Although i may have 50K tasks running, the CPU usage was about 50% on my i7 860 CPU (4 cores, 8 threads).
My idea was to use a parallel for loop to maximize CPU usage and make this faster. This is what i came up with.
public override bool Equals(object obj)
{
RushHourPathLengthNode otherNode = (RushHourPathLengthNode)obj;
bool result = true;
Parallel.For(0, carCoords.Length, (i, loopState) =>{
if (!result)
loopState.Stop();
if (carCoords[i].x != otherNode.carCoords[i].x || carCoords[i].y != otherNode.carCoords[i].y)
result = false;
});
return result;
}
To me this looks like it will try to run parallel and also stop working on it as soon as a difference has been found because of loopState.Stop. This way the CPU usage is 90%+ but my testcase takes about 35 seconds to compute and I do not understand why.

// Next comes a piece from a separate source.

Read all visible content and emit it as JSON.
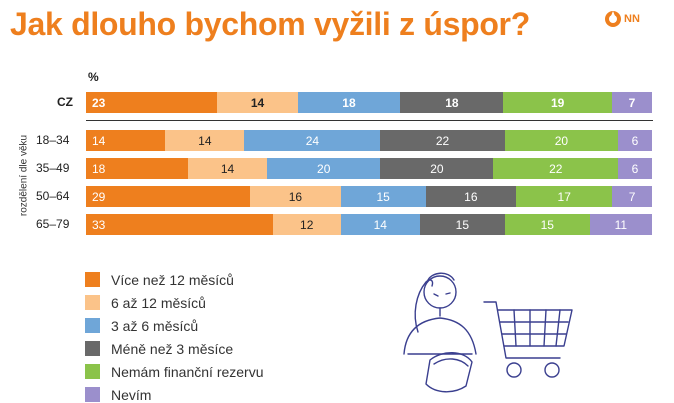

Is there something wrong with my implementation or is my entire approach wrong?
EDIT : carCoords.Length will be a value between 2 and +-100. It sounds like that value is too low to justify doing this in parallel.
First, if your for loop only does a few 100 iterations, don't bother parallelizing it. With the work you're doing in each iteration, you need thousands of iterations to make it worthwhile.
Assuming you have many iterations, the main reason for the huge slow down is that you are only doing a tiny bit of work in each iteration. There is a lot of overhead in scheduling the tasks, calling the method body, etc. and that dominates the overall execution time.
You can get around this by partitioning the range into segments using Partinioner.Create
(from the System.Collections.Concurrent
namespace). This gives you a sequence of tuples containing start and end indexes for each range. You can then let each task iterate over a range, which is a lot more efficient.
Secondly, since local variables are captured in a closure object, it is sometimes faster to use a local copy of the variable inside the method body.
So this is what we get:
Parallel.ForEach(Partitioner.Create(0, carCoords.Length), (r, loopState) => {
var c1 = carCoords;
var c2 = otherNode.carCoords;
int end = r.Item2;
for (int i = r.Item1; i < end; ++i) {
if (loopState.IsStopped)
return;
if (c1[i].x != c2[i].x || c1[i].y != c2[i].y) {
loopState.Stop();
return;
}
}
});
I'm not sure it's worth it to check IsStopped
on every iteration. It may be more efficient to have more partitions (play with the Partitioner.Create
overloads) and put the check in before the for loop.
Implement IEqutable<RushHourPathLengthNode>
interface on your class to avoid casting. It will win you seconds.
If carCoords.Length is small, then parallel loop will take more time, since managing threads and switching is costly.